Bravo! This and the “5 Myths” post over at My Favorite Intermissions http://maurydannato.blogspot.com/2009/09/myths-of-traditionalists-or-being.html are the two best things I’ve read about the whole affair.
My favorite production I’ve seen at the Met is the Robert Carsen Eugene Onegin, which didn’t seem to get a good reaction or good reviews when it premiered. It seems like a pretty analogous situation — and I’m glad that they tried something different there. Probably this production will never find its legs in this same way, although I don’t think it is impossible, but I certainly think it was worth taking the risk over resurrecting the dusty old Zefferellis year after year or hiring someone to direct an inoffensive and slightly updated version.

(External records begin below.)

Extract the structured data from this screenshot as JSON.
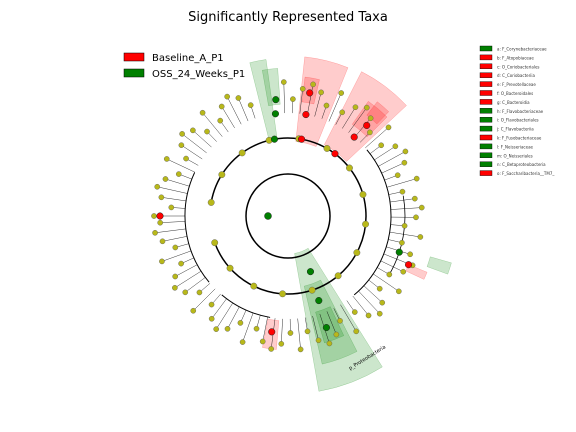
{
  "chart_data": {
    "type": "cladogram",
    "title": "Significantly Represented Taxa",
    "groups": [
      {
        "name": "Baseline_A_P1",
        "color": "#ff0000"
      },
      {
        "name": "OSS_24_Weeks_P1",
        "color": "#008000"
      }
    ],
    "taxa": [
      {
        "key": "a",
        "name": "F_Corynebacteriaceae",
        "group": "OSS_24_Weeks_P1"
      },
      {
        "key": "b",
        "name": "F_Atopobiaceae",
        "group": "Baseline_A_P1"
      },
      {
        "key": "c",
        "name": "O_Coriobacteriales",
        "group": "Baseline_A_P1"
      },
      {
        "key": "d",
        "name": "C_Coriobacteriia",
        "group": "Baseline_A_P1"
      },
      {
        "key": "e",
        "name": "F_Prevotellaceae",
        "group": "Baseline_A_P1"
      },
      {
        "key": "f",
        "name": "O_Bacteroidales",
        "group": "Baseline_A_P1"
      },
      {
        "key": "g",
        "name": "C_Bacteroidia",
        "group": "Baseline_A_P1"
      },
      {
        "key": "h",
        "name": "F_Flavobacteriaceae",
        "group": "OSS_24_Weeks_P1"
      },
      {
        "key": "i",
        "name": "O_Flavobacteriales",
        "group": "OSS_24_Weeks_P1"
      },
      {
        "key": "j",
        "name": "C_Flavobacteriia",
        "group": "OSS_24_Weeks_P1"
      },
      {
        "key": "k",
        "name": "F_Fusobacteriaceae",
        "group": "Baseline_A_P1"
      },
      {
        "key": "l",
        "name": "F_Neisseriaceae",
        "group": "OSS_24_Weeks_P1"
      },
      {
        "key": "m",
        "name": "O_Neisseriales",
        "group": "OSS_24_Weeks_P1"
      },
      {
        "key": "n",
        "name": "C_Betaproteobacteria",
        "group": "OSS_24_Weeks_P1"
      },
      {
        "key": "o",
        "name": "F_Saccharibacteria__TM7_",
        "group": "Baseline_A_P1"
      }
    ],
    "clade_labels": [
      "p_Proteobacteria"
    ]
  }
}
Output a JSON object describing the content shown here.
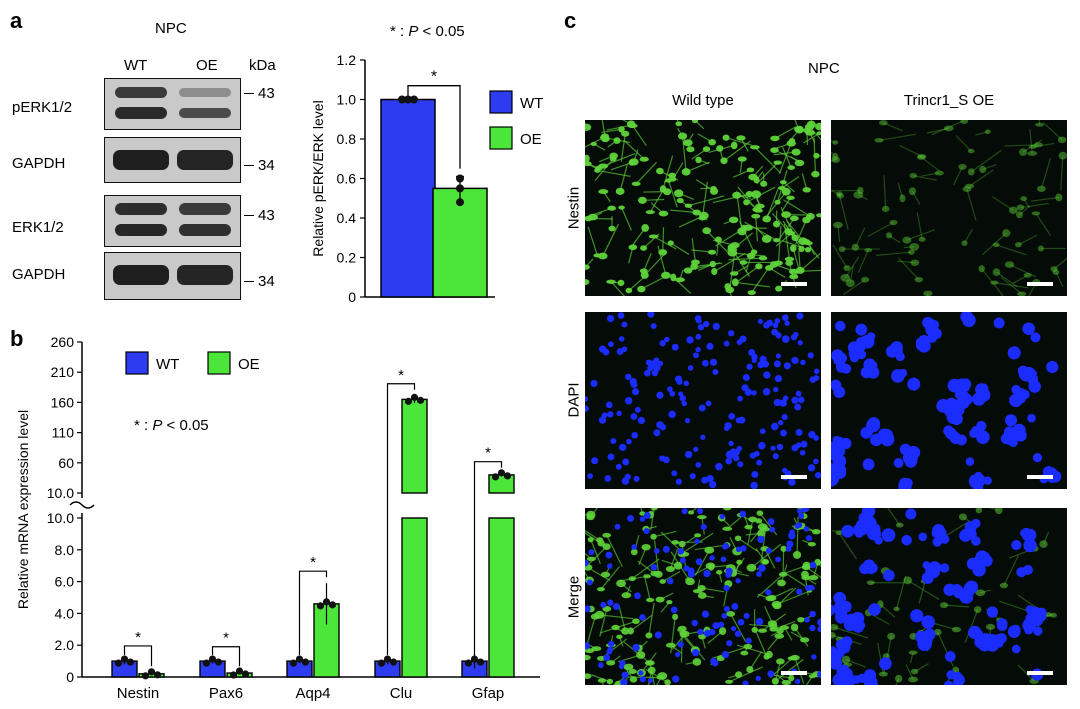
{
  "panel_a": {
    "letter": "a",
    "cell_type": "NPC",
    "lanes": [
      "WT",
      "OE"
    ],
    "mw_unit": "kDa",
    "blots": [
      {
        "label": "pERK1/2",
        "marker": "43"
      },
      {
        "label": "GAPDH",
        "marker": "34"
      },
      {
        "label": "ERK1/2",
        "marker": "43"
      },
      {
        "label": "GAPDH",
        "marker": "34"
      }
    ]
  },
  "panel_b": {
    "letter": "b"
  },
  "panel_c": {
    "letter": "c",
    "cell_type": "NPC",
    "columns": [
      "Wild type",
      "Trincr1_S OE"
    ],
    "rows": [
      "Nestin",
      "DAPI",
      "Merge"
    ]
  },
  "significance_note": "*",
  "significance_text": ": P < 0.05",
  "colors": {
    "wt": "#2d3cf0",
    "oe": "#4ce63a",
    "nestin": "#5fd43a",
    "dapi": "#1a2cff"
  },
  "chart_data": [
    {
      "type": "bar",
      "categories": [
        "WT",
        "OE"
      ],
      "values": [
        1.0,
        0.55
      ],
      "points": [
        [
          1.0,
          1.0,
          1.0
        ],
        [
          0.6,
          0.55,
          0.48
        ]
      ],
      "errors": [
        0.0,
        0.06
      ],
      "ylabel": "Relative pERK/ERK level",
      "ylim": [
        0,
        1.2
      ],
      "yticks": [
        "0",
        "0.2",
        "0.4",
        "0.6",
        "0.8",
        "1.0",
        "1.2"
      ],
      "legend": [
        "WT",
        "OE"
      ],
      "significance": "*",
      "note": "* : P < 0.05"
    },
    {
      "type": "bar",
      "categories": [
        "Nestin",
        "Pax6",
        "Aqp4",
        "Clu",
        "Gfap"
      ],
      "series": [
        {
          "name": "WT",
          "values": [
            1.0,
            1.0,
            1.0,
            1.0,
            1.0
          ],
          "errors": [
            0.2,
            0.15,
            0.1,
            0.2,
            0.45
          ]
        },
        {
          "name": "OE",
          "values": [
            0.2,
            0.25,
            4.6,
            165,
            40
          ],
          "errors": [
            0.1,
            0.05,
            1.3,
            6,
            2
          ]
        }
      ],
      "ylabel": "Relative mRNA expression level",
      "yticks_lower": [
        "0",
        "2.0",
        "4.0",
        "6.0",
        "8.0",
        "10.0"
      ],
      "yticks_upper": [
        "10.0",
        "60",
        "110",
        "160",
        "210",
        "260"
      ],
      "axis_break": true,
      "significance": [
        "*",
        "*",
        "*",
        "*",
        "*"
      ],
      "note": "* : P < 0.05",
      "legend": [
        "WT",
        "OE"
      ]
    }
  ]
}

There was definite booing the night of the Carsen premiere, but it’s definitely gained a lot of admirers since. My theory on that one is that a few small touchups to the direction made a big difference in user-friendliness. Also my impression was that Vladimir Chernov was very uncomfortable in this staging and that uneasiness communicated to the audience. He certainly had a very sour “they’re not paying me enough to do this” look on his face during the undressing/dressing setting of the Polonaise.
Are you referring, perhaps, to the ethically and professionally questionable unsigned AP article you posted earlier which referred to the Tosca premiere as “a failure” simply (it was implied) because people booed? If so then you seem to kowtow immediately to the significance and usefulness of this “failure” without arguing the preposterousness of someone making this characterization based purely on the response of a conservative public reaction.
In Paris they boo regularly. The audiences are the same as here. When TRSTAN was staged in rehearsal skirts before a huge Bill Viola video installation, the creators of the production were booed. Mind you, Wal-Trout Meier
was not booed though she caterwauled her way through the piece night after night.
Sure, bad art has a place. But to champion bad art in the service of good is misguided.
I’m reminded of a Hindemith quote which goes something like “this piece was performed, forgotten, and made no impression on anyone… I’ve written lots of bad music but at least it is of some obvious usefulness to other artists, which is the most any artist can really hope for.”
A meagre goal, I say.
“i know this may not sound good to some but is there a premier bel canto interpreter today?”
Michaels-Moore, natch.
Squirrel, that’s a very good question. Like any other work of art, the Bondy Tosca is going to be judged by history as good, bad or indifferent. “Posterity” might even disagree among themselves.
But the idea of experimentation is a good one in itself, whatever the judgment of the product of that experiment. What frightens me is the large number of voices insisting that opera, as an innately conservative art, should shun experimentation altogether for fear of failure.
Please, No. 5, do not try to continue the Gelbite spin that the only possible reason to cavil at the TOSCA of last week is a hidebound conservatism. This is not only insulting but inaccurate. There were many, many people there who patronize the most radical art we have. There were many grounds for disapproval from these that had nothing whatever to do with “conservatism.”
And, by the way, what is the opposite of this alleged conservatism? Any old thing somebody decides to slap up on the stage? Seriously. We keep hearing about the ignorant public. What do we call the enlightened deities who float above the mere public?
Alto, you’re tilting at a straw man here: a re-reading of comment #5 reveals no hint of this “only possible reason” you’re trying to refute.
Alto @ 18
“What do we call the enlightened deities who float above the mere public?”